On making the bend towards the main road, he felt his phone ring but didn’t pick up. It was one of his rules, never to distract himself as he rode. A minute later, he was at the petrol station.

“Please fill the tank, Tom,’ he said to the attendant with a shirt labelled his name.

“Sawa,’ the lanky dark skinned attendant responded.

He checked his watch to see the time. It was fourteen minutes to the start of his meeting. He only needed ten if he rode faster enough and wasn’t stopped by a traffic cop.

“Done.” Tom the attendant said.

He drew his phone out to pay the bill. Then checked the missed call. It was the client. He called back.

“Hello.” Answered Susan, the brand manager at Tasty Foods limited.

“Sorry I missed your call.” Lawrence started, “I’m on my way over to your office. The meeting is still on, right?” he checked his watch again.

“Yes, but unfortunately, we might have to reschedule this one. One of the directors won’t be able to attend and we really need him present for the presentation. Sorry.” Susan said in her bold confident voice.

“Well, I was actually on my way.”

“It was a flight delay, but I’m trying to fix another meeting this week. That’s okay?” Susan asked.

“Sure. No problem.”

“Okay, I’ll keep in touch. Thanks.”

Susan hanged up. The news wasn’t necessarily bad for Lawrence. Now he had more time on his hands to work on another client’s marketing strategy. He turned his motorbike towards his apartment. One of the perks that came with being a strategy consultant was the fact that he could work easily and comfortably from his home office.

As he rode back, he had another idea. To stop at Crave Kitchen for breakfast. He secretly hoped to meet her there.

Seated at the corner munching on his bacon, he saw Neema walking towards his table. He sat up, then rose to hug her.

‘Hi, Neema.”

“Hi, Lawrence.” They hugged and sat down, almost simultaneously.

“I’ve missed you,” Neema said. “I heard you came over yesterday.”

“Yes. I’m loyal you know! There’s no other place like this as far as meals go.” They both chuckled. “I miss you too Neema.”

“You look nicely dressed.” She said.

“Even in this jacket?” He asked her. He hadn’t removed his riding jacket yet. He stared her in the eyes teasingly.

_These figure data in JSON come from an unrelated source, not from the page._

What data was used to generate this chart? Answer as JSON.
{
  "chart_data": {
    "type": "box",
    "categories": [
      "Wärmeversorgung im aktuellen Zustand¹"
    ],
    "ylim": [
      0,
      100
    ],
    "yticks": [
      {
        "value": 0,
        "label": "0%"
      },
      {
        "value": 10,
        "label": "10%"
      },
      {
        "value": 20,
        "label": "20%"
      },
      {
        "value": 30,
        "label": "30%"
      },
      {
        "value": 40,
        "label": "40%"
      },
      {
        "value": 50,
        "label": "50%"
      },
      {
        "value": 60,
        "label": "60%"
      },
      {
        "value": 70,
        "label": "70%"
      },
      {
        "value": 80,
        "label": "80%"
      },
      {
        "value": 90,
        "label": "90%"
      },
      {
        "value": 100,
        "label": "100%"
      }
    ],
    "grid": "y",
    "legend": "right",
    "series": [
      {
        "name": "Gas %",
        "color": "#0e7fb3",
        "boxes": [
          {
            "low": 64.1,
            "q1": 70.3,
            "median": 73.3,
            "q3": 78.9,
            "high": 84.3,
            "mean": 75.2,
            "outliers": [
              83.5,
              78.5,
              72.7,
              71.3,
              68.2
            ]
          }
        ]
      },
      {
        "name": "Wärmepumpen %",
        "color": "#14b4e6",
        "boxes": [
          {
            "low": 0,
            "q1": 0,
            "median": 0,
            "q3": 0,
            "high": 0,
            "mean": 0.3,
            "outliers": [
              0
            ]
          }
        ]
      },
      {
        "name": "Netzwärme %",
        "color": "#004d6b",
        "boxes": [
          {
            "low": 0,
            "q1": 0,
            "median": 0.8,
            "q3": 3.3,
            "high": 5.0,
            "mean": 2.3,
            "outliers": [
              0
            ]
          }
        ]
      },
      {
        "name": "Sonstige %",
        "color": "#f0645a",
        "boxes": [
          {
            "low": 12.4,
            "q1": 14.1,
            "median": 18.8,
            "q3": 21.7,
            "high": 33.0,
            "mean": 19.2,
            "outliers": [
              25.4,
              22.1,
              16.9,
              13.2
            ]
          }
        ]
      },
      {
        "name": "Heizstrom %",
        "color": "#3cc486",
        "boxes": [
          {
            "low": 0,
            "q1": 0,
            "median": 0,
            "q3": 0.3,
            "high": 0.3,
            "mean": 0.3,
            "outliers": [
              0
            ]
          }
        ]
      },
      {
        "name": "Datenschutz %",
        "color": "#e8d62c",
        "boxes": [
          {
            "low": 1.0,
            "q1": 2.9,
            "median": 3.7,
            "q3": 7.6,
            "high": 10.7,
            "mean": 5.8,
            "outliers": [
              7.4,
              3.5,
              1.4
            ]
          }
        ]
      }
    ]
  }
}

“Well, without the jacket. More coffee?” Neema asked.

‘Yes please.”

She signalled at one of the waiters, pointed at Lawrence’s cup and gestured two with her fingers. Moments later, the waiter brought two cups.

“So, how is the GYM coming along?” Lawrence asked.

“It’s hell. I hate waking up these days.” She said in a whiny tone. They both chuckled again.

“It’s always harder the first few weeks until your body gets used to it,” Lawrence said, sipping his coffee.

“If you say so.” Neema turned towards the open kitchen and said to Lawrence, “Excuse me for a second. Don’t leave just yet.” She walked to the kitchen and gave what seemed like instructions to one of the chefs before walking back to Lawrence’s table.

All the while, Lawrence was thinking about Stacy. His dissatisfaction with the state of their relationship, wondering what to do. Neema knew about Stacy and who she was to Lawrence.

When Neema sat down, she looked at Lawrence with such admiration before she moved her glossed lips to speak.

“You look sad. What’s up?” She asked with a particular tone Lawrence had now gotten used to.

For a moment, he was silent. She allowed him time to construct his words.

“I don’t know where to start.” He said.

“Start from any angle, I’m listening.”

Lawrence looked at her loving eyes then said, “It’s Stacy. I think we are falling out.”